Abbé Bournisien, der gehört hatte, daß es Hippolyt schlechter ging, kam ihn zu besuchen. Er bedauerte ihn, dann aber erklärte er, in gewisser Beziehung müsse sich der Kranke freuen, denn es sei des Herrn Wille, der ihm Gelegenheit gäbe, sich mit dem Himmel zu versöhnen.
»Siehst du,« sagte der Priester in väterlichem Tone, »du hast deine Pflichten recht vernachlässigt! Man hat dich selten in der Kirche gesehen. Wieviel Jahre lang hast du das heilige Abendmahl nicht genommen? Ich gebe zu, daß deine Beschäftigung und der Trubel der Welt dich abgehalten haben, für dein Seelenheil zu sorgen. Aber jetzt ist es an der Zeit, daß du dich darum kümmerst. Verzweifle indessen nicht! Ich habe große Sünder gekannt, die, kurz ehe sie vor Gottes Thron traten, (du bist noch nicht so weit, das weiß ich wohl!) seine Gnade erfleht haben; sie sind ohne Verdammnis gestorben! Hoffen wir, daß auch du uns gleich ihnen ein gutes Beispiel gibst! Darum: sei vorsichtig! Niemand verwehrt dir, morgens ein Ave-Maria und abends ein Paternoster zu beten! Ja, tue das! Mir zuliebe! Was kostet dich das? Willst du mir das versprechen?«
Der arme Teufel gelobte es. Tag für Tag kam der Seelsorger wieder. Er plauderte mit ihm und der Wirtin, und bisweilen erzählte er den beiden sogar Anekdoten, Späße und faule Witze, die Hippolyt allerdings nicht verstand. Aber bei jeder Gelegenheit kam er auf religiöse Dinge zu sprechen, wobei er jedesmal eine salbungsvolle Miene annahm.

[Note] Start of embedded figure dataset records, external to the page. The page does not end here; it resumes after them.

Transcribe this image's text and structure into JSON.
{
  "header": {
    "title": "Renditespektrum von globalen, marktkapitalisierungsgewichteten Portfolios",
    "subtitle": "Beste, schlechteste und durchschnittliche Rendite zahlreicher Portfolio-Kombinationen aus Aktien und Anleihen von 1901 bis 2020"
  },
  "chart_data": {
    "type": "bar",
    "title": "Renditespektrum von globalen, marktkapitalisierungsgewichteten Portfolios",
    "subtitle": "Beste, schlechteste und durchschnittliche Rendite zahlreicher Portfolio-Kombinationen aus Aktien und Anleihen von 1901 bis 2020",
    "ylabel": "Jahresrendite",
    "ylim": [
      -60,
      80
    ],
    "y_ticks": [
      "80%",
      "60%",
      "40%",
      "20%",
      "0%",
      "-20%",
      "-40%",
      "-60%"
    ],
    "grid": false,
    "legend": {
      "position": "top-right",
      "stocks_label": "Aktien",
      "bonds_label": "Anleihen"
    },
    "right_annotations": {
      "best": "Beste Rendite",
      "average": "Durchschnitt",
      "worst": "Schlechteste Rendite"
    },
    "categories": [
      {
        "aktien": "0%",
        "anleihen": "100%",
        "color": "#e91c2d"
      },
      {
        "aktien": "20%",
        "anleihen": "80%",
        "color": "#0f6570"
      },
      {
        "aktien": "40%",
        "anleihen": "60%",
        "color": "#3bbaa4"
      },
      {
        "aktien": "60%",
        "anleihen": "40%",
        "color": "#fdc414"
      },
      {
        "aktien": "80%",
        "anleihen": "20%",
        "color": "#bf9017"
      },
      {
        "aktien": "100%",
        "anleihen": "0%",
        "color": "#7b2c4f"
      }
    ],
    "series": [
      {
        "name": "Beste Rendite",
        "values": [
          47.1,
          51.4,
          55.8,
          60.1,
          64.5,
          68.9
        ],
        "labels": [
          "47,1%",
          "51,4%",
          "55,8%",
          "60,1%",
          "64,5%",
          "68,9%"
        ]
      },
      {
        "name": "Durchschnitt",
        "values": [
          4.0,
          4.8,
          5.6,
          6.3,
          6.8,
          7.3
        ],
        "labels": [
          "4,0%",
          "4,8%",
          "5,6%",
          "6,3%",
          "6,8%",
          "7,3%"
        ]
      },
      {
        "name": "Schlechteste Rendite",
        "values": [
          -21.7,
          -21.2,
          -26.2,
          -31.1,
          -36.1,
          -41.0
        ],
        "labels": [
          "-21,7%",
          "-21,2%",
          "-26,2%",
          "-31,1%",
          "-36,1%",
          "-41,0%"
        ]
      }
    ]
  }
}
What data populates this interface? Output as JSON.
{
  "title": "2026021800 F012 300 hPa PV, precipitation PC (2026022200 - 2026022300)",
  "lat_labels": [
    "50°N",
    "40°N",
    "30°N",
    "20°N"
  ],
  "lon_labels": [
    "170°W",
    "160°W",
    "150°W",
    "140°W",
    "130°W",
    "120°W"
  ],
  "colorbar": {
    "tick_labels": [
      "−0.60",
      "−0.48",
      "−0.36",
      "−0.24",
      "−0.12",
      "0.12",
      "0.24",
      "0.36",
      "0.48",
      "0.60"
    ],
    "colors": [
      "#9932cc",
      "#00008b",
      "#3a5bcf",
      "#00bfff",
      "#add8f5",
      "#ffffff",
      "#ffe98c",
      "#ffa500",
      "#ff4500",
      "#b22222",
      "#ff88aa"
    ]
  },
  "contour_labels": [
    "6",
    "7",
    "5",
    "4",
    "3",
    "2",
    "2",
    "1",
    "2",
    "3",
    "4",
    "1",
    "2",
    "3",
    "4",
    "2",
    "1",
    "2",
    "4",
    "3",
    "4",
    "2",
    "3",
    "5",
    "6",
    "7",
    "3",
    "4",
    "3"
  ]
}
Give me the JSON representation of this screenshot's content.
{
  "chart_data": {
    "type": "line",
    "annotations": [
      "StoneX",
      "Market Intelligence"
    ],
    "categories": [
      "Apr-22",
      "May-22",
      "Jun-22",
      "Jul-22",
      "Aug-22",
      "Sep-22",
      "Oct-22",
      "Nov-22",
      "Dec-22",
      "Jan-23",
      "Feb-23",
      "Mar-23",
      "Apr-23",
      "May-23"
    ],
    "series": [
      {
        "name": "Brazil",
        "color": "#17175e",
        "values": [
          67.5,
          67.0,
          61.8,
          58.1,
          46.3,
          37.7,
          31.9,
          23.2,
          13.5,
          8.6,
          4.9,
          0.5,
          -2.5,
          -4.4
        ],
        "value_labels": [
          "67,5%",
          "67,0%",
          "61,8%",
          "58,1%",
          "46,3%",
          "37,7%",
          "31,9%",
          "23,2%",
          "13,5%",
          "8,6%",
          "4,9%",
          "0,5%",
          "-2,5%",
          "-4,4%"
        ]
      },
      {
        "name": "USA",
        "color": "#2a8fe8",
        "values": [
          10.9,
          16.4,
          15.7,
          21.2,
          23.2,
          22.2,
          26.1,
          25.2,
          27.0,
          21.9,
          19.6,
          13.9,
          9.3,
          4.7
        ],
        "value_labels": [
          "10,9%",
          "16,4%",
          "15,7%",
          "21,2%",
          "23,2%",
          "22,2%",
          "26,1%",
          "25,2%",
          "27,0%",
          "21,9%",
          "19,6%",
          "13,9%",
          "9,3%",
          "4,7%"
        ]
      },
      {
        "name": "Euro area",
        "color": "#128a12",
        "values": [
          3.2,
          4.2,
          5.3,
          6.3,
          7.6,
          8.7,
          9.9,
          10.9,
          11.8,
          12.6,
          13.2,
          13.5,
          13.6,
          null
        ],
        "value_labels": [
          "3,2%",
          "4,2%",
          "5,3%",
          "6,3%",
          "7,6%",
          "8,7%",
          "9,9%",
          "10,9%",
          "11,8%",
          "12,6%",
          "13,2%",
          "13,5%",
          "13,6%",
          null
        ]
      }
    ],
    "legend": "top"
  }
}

Dieser Eifer verfehlte seine Wirkung nicht. Es dauerte nicht lange, da bekundete der Strephopode die Absicht, eine Wallfahrt nach Bon-Secours zu unternehmen, wenn er wieder gesund würde, worauf der Priester entgegnete, das sei nicht übel. Doppelt genäht halte besser. Er riskiere ja dabei nichts.